Diagnosis: Retrieval failure. The right chunks are not being found.

Debug steps:
  1. Run the query embedding against your vector store manually
  2. Look at the top 20 results. Is the right chunk in there at all?
  
  If NO: The chunk doesn't exist or its embedding is too far from the query.
    → Check chunking: is the relevant text in its own chunk?
    → Try the query with keyword search. Does it find the right doc?
    → Re-embed with a different model.
  
  If YES but low rank: The embedding model ranks it below irrelevant chunks.
    → Add metadata filtering to narrow the search space.
    → Use hybrid search (keyword + semantic).
    → Rephrase: try embedding the question differently.

The Model Gives a Wrong Answer Confidently

Diagnosis: Either wrong chunks retrieved or model hallucination.

Debug steps:
  1. Look at which chunks were retrieved.
  
  If wrong chunks: Retrieval issue.
    → The question is ambiguous. Multiple topics match.
    → Add metadata filtering to scope the search.
    → Increase top_k and let the model sort through more context.
  
  If right chunks but wrong answer: Generation issue.
    → The system prompt is not strict enough about staying grounded.
    → The model is synthesizing across chunks incorrectly.
    → Add "Quote the exact text that supports your answer" to the prompt.

Shipping without evaluation: "It seems to work" is not enough. Build a test set of at least 50 question-answer pairs.
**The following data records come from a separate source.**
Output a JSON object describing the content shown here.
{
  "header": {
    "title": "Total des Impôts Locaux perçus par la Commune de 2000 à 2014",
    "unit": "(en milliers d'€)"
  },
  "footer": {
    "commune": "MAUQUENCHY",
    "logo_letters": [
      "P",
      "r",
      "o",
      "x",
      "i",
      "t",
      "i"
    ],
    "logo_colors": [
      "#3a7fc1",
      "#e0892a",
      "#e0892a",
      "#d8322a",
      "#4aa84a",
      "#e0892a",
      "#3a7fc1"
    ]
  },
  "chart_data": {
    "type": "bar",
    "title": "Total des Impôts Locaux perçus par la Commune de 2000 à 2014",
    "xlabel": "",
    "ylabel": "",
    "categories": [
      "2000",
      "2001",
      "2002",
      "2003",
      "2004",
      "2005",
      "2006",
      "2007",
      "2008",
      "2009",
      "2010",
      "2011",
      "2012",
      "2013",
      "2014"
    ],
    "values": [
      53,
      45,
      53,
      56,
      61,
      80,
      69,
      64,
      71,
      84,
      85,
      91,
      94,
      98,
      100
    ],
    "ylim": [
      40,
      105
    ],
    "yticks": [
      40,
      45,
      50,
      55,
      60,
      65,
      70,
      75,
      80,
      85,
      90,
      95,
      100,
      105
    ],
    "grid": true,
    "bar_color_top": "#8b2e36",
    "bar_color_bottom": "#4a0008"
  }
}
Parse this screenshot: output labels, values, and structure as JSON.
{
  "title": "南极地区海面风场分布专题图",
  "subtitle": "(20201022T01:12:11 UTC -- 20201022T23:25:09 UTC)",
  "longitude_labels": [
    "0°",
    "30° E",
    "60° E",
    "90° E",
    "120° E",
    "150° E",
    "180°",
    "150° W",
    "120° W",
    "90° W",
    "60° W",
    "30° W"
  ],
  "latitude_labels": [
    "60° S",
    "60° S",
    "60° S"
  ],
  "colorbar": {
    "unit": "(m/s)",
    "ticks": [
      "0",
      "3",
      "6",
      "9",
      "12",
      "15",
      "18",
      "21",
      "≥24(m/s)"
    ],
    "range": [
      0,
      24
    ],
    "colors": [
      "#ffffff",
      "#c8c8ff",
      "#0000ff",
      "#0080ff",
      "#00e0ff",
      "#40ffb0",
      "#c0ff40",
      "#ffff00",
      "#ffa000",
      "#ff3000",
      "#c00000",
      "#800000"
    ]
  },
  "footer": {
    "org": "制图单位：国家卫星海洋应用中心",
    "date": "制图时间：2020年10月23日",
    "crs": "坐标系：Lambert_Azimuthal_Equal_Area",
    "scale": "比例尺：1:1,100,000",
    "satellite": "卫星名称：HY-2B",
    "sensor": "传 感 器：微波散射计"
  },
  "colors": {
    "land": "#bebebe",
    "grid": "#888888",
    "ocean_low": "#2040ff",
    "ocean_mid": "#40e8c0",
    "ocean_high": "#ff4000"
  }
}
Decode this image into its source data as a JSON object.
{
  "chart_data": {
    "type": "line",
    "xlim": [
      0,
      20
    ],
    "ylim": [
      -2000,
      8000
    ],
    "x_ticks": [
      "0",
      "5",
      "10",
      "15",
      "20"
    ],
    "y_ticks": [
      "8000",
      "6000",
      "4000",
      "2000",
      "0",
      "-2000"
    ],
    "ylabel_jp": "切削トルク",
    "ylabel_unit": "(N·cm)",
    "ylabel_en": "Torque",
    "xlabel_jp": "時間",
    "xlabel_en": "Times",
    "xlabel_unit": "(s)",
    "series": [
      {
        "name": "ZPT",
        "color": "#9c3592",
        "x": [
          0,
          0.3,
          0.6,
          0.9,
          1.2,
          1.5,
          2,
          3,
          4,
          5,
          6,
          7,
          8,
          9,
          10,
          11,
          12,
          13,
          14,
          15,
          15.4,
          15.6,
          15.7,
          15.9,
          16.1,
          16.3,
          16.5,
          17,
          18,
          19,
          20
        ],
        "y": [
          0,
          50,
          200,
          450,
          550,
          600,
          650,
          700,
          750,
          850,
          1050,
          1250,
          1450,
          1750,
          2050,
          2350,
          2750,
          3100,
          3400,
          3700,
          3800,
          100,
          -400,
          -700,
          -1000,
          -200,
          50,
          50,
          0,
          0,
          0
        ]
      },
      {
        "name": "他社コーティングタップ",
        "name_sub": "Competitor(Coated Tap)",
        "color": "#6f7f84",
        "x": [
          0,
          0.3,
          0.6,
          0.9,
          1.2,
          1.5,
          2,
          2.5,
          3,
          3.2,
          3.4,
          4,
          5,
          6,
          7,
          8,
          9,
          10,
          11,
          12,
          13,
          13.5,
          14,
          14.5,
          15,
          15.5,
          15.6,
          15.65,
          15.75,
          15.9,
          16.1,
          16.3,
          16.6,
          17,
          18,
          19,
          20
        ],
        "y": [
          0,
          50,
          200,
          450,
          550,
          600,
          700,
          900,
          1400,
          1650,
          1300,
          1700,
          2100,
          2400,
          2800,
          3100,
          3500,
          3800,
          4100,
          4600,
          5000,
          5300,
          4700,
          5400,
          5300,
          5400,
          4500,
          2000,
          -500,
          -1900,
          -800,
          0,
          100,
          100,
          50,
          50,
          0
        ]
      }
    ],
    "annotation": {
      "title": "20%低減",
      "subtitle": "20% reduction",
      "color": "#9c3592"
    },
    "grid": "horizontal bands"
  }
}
Run automated evals on every change to chunking, prompts, or models.
Not inspecting retrieved chunks: When debugging, always look at what was actually retrieved. Most RAG failures are retrieval failures, not generation failures.
Overly large chunks: Using 2000-token chunks means fewer chunks fit in context. If the relevant information is 50 tokens within a 2000-token chunk, 97.5% of that context is noise.
No similarity threshold: Returning the top 5 results even when none are relevant leads to hallucination. Set a minimum similarity threshold and return "I don't know" when nothing qualifies.
Ignoring document freshness: If your knowledge base has versioned documents, old versions can poison results. Delete or demote outdated chunks when new versions are indexed.
Building before measuring: Set up evaluation before building the full pipeline. Otherwise you have no way to know if your changes are improvements.

Key Takeaways

A complete RAG system has two pipelines: offline (ingest, chunk, embed, store) and online (embed query, retrieve, prompt, generate). Both need attention.
Evaluate retrieval and generation separately. Most quality problems are retrieval problems. If the right chunks are not found, the generation cannot be correct.
Start simple: Chroma or pgvector, fixed-size chunks, text-embedding-3-small, and GPT-4o. Optimize only when evaluation shows where the bottleneck is.
Set a similarity threshold and implement "I don't know" responses. A system that admits uncertainty is more trustworthy than one that confidently hallucinates.
Debug systematically: inspect retrieved chunks first, then check if the generation prompt is clear, then consider model quality. Most issues live in retrieval or chunking.